15 au 20 novembre 1942.

 

Lyon. Grâce à la complicité de Jean ALLAROUSSE, concierge au parc de la Tête d’Or, le mouvement Franc Tireur peut cacher 8 tonnes d’armes dans les serres du parc. (Permezel 2003)

 

17 novembre 1942

 

Lyon. A 4h du matin, démobilisation de l’armée. Occupation de la ville par les troupes allemandes. (Aulas 1974)

 

20 novembre 1942

 

Rapport du capitaine FLOUQUET, commandant la section de gendarmerie de Lyon.

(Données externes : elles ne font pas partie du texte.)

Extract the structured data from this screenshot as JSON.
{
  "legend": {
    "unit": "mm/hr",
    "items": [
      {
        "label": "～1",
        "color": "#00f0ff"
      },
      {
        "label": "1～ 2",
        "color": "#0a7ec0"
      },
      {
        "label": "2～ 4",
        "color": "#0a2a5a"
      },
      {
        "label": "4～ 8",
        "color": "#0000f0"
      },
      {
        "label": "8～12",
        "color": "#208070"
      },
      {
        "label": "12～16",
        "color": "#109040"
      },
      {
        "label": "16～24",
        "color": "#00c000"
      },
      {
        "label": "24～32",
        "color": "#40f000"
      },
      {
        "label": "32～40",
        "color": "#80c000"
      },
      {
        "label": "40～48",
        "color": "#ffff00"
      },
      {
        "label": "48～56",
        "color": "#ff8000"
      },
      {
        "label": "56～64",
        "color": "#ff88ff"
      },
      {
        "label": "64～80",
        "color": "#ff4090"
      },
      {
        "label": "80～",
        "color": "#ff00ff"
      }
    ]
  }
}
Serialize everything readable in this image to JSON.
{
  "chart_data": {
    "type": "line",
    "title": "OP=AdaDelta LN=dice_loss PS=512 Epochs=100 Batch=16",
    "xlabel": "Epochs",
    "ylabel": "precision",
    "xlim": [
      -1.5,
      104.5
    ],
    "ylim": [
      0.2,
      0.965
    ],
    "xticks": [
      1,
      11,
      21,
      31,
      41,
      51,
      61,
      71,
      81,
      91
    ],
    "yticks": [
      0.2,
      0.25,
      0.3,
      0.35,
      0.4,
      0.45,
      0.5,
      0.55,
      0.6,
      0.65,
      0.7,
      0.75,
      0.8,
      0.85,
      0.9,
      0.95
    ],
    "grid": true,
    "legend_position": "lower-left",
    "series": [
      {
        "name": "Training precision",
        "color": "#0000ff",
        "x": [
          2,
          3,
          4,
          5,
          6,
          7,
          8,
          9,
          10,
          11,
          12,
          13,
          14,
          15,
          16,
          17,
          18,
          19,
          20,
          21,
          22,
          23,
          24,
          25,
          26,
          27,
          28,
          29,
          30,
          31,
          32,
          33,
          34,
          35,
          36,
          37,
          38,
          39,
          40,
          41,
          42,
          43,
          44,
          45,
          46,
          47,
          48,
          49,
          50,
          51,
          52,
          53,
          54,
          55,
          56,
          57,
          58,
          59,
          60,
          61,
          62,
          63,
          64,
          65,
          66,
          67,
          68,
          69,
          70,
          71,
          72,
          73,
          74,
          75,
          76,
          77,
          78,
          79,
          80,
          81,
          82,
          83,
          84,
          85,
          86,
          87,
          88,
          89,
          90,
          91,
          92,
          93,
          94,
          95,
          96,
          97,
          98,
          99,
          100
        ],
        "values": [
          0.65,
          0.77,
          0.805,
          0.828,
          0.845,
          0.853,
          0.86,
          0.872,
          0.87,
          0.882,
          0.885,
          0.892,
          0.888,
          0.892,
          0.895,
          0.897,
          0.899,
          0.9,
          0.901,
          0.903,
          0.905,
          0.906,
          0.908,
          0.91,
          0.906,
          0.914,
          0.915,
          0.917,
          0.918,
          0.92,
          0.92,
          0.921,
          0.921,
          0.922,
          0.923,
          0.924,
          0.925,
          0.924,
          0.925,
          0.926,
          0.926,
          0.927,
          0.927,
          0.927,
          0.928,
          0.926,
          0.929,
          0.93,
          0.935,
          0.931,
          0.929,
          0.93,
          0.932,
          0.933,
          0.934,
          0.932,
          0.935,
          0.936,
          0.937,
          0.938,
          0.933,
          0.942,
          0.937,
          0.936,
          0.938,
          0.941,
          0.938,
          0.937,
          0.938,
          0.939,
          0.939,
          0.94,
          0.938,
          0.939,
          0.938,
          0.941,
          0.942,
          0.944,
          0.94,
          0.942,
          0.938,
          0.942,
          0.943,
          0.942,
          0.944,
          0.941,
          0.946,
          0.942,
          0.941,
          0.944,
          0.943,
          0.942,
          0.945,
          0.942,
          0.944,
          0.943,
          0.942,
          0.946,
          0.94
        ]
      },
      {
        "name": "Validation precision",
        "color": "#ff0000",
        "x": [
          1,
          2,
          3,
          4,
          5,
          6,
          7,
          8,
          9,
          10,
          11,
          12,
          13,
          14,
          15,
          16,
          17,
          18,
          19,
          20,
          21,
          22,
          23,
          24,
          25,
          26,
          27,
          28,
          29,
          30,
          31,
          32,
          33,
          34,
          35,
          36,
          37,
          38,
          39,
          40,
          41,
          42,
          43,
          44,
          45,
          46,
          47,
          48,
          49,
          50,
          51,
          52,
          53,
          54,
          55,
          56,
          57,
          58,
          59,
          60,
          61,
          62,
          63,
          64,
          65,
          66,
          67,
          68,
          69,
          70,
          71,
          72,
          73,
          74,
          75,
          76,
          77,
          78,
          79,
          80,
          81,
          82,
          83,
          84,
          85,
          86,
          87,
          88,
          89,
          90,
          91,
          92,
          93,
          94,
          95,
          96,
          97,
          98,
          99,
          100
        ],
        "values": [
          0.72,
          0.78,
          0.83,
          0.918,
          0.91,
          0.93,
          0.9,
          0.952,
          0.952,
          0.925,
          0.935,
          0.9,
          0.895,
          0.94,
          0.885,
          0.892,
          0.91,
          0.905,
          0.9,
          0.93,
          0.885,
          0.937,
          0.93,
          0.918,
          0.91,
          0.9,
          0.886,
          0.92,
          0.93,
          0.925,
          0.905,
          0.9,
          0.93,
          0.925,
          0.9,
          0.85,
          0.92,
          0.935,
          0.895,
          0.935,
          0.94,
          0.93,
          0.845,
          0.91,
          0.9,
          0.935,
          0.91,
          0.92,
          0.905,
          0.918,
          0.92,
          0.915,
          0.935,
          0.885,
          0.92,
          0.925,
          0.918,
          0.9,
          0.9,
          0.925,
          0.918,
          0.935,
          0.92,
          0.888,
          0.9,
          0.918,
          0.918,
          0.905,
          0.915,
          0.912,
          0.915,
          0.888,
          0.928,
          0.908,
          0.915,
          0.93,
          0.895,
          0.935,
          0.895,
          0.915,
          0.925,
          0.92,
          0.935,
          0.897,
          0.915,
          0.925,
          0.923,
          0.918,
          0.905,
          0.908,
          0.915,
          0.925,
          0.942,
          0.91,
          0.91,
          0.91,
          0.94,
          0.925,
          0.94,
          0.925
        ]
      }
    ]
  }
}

« La population est foncièrement hostile à tout rapprochement avec l’Allemagne. Elle approuve l’attaque de l’Afrique du Nord par les Anglo-saxons, comptant sur eux pour la libération du territoire (…) Elle est restée extrêmement digne au moment de l’occupation de la zone libre. Elle a fait preuve de beaucoup de calme. Le passage de grands chefs militaires dans le camp anglo-américain, et en particulier du Ministre de la Défense nationale l’amiral DARLAN, a jeté le trouble dans l’esprit de beaucoup de personnes pondérées et dévouées au maréchal PETAIN. Elle ne sait pas très bien où en est leur devoir. » (Pontaut/Pelletier 2008)

 

21 novembre 1942

 

Parachutage de Georges DENVIOLET agent du BCRA pour être le radio de Joseph MONJARET chargé de former des opérateurs radio pour l’organisation des liaisons radio avec Londres. Il sera arrêté le 11 juin 1994 et déporté. (Permezel 2003)

 

24 novembre 1942

 

Rapport du chef d’escadron BARIOD, commandant la compagnie de gendarmerie du Rhône.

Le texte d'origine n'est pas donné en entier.